Türkiye’nin Siyasi İntiharı Yeni- Osmanlı Tuzağı – Cengiz Özakıncı- Say:469
1982 yılında yazılan siyonist raporda, yapılması gereken şeylerin neredeyse tümü gerçekleştirildi. Şimdi sıra Türkiye’de… Siyasi partilerin tümü 2023 seçimlerinden sonra mutlaka yeni bir anayasanın yazılması gerektiğini söylüyorlar. Bu partilerin yazacakları anayasada siyonist hedefler doğrultusunda “her inanca, her gruba özgürlük” sloganlarıyla aynı Irak’ta olduğu gibi etnik, dini bölünme hukukun içine yerleştirilecek.
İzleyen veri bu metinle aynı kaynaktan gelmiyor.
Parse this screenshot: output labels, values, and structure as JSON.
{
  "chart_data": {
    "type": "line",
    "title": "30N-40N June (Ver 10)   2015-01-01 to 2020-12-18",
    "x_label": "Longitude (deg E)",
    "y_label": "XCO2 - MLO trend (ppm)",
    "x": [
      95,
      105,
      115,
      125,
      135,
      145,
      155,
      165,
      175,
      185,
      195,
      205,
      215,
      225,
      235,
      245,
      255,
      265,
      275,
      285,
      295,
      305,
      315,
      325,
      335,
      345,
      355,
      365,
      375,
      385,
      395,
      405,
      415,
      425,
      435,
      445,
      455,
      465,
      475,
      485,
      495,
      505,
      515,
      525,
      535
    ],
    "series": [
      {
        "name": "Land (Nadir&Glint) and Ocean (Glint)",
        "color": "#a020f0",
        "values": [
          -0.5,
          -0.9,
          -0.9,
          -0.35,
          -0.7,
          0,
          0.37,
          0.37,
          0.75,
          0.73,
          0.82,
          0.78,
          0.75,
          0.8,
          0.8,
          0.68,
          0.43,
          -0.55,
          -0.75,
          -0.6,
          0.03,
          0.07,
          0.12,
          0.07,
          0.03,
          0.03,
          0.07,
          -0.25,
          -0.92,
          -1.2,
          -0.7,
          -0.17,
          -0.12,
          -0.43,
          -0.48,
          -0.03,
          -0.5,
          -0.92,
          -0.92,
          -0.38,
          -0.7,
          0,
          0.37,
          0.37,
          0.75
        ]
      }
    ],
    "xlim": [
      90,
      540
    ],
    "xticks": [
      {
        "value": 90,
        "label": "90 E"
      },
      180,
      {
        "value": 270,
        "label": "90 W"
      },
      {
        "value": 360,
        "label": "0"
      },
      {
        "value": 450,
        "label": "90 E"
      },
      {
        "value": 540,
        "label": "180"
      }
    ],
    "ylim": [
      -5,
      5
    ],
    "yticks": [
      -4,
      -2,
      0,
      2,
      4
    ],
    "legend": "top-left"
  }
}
Bugün Türkiye’de Atatürkçü, üniter ulus devleti savunan bir parti ve cephe yok. Atatürkçülerin, solcuların, çağdaşlıktan, bağımsız bir Türkiye’den yana olanların tutunacakları bir dalı yok. Herkes, ‘Başkan Kılıçdaroğlu mu, İmamoğlu mu yoksa Mansur Yavaş mı olacak?’ tartışmasını yürütüyor. Kişilere bağlı bir siyasetin Türkiye’yi açmazlara sürüklediğini geçmiş dönemdeki deneyimlerimizden öğrendik. Kişilerin satın veya teslim alınması emperyalizm açısından oldukça kolay bir işlemdir. Zaten politik sahnede rol kapmış olanların çoğunun Batılı merkezlerle içli dışlı olduklarını basından bile görebiliyoruz. ABD ve AB elçilerinin kankası olanların bu halka verebilecekleri olumlu bir şey yok.
Şu anda oluşan Cumhur Cephesi, Millet Cephesi ve HDP’nin çevresinde oluşan Demokrasi Cephesi’nden halka yararlı bir sonuç çıkmaz. Cephelere bölünmüş ve düşmanlıkları tetikleyen bu gerginlik ortamında sağlıklı bir düşünce de gelişmiyor. Aslında aynı siyasal tezleri savunan bu düşman kardeşlerin sürdürdükleri kayıkçı kavgasında olan Türk halkına olacak. Dar anlamda seçimlere yönelik olarak çatışmalı günlere doğru hızla gidiyoruz. Yine geçmiş dönemde olduğu gibi Tayip’le yeni bir Ekmeleddin’in yarıştığı bir seçime tanık olacağız. İnsanlar, iki benzerden birini seçmeye zorlanacaklar.
Oysa bugün bizi kurtaracak sahte kahramanlardan ziyade, Cumhuriyet değerlerini kararlı bir biçimde savunan, halkçı bir programa ve bu programın doğruluğuna inanmış sağlam kadrolara ihtiyacımız var. Aklımızı, cepheci anlayıştan kurtararak, Orta Doğu, Balkanlar ve Kafkaslar üçgeninde yani dünyanın merkezi yerinde yeniden yüz yıl önce yapıldığı gibi Türk ulusu, devletini gerçekten Atatürkçü bir anlayışla emperyalizmin her türlü komplosuna karşı durarak yeni baştan inşa etmelidir.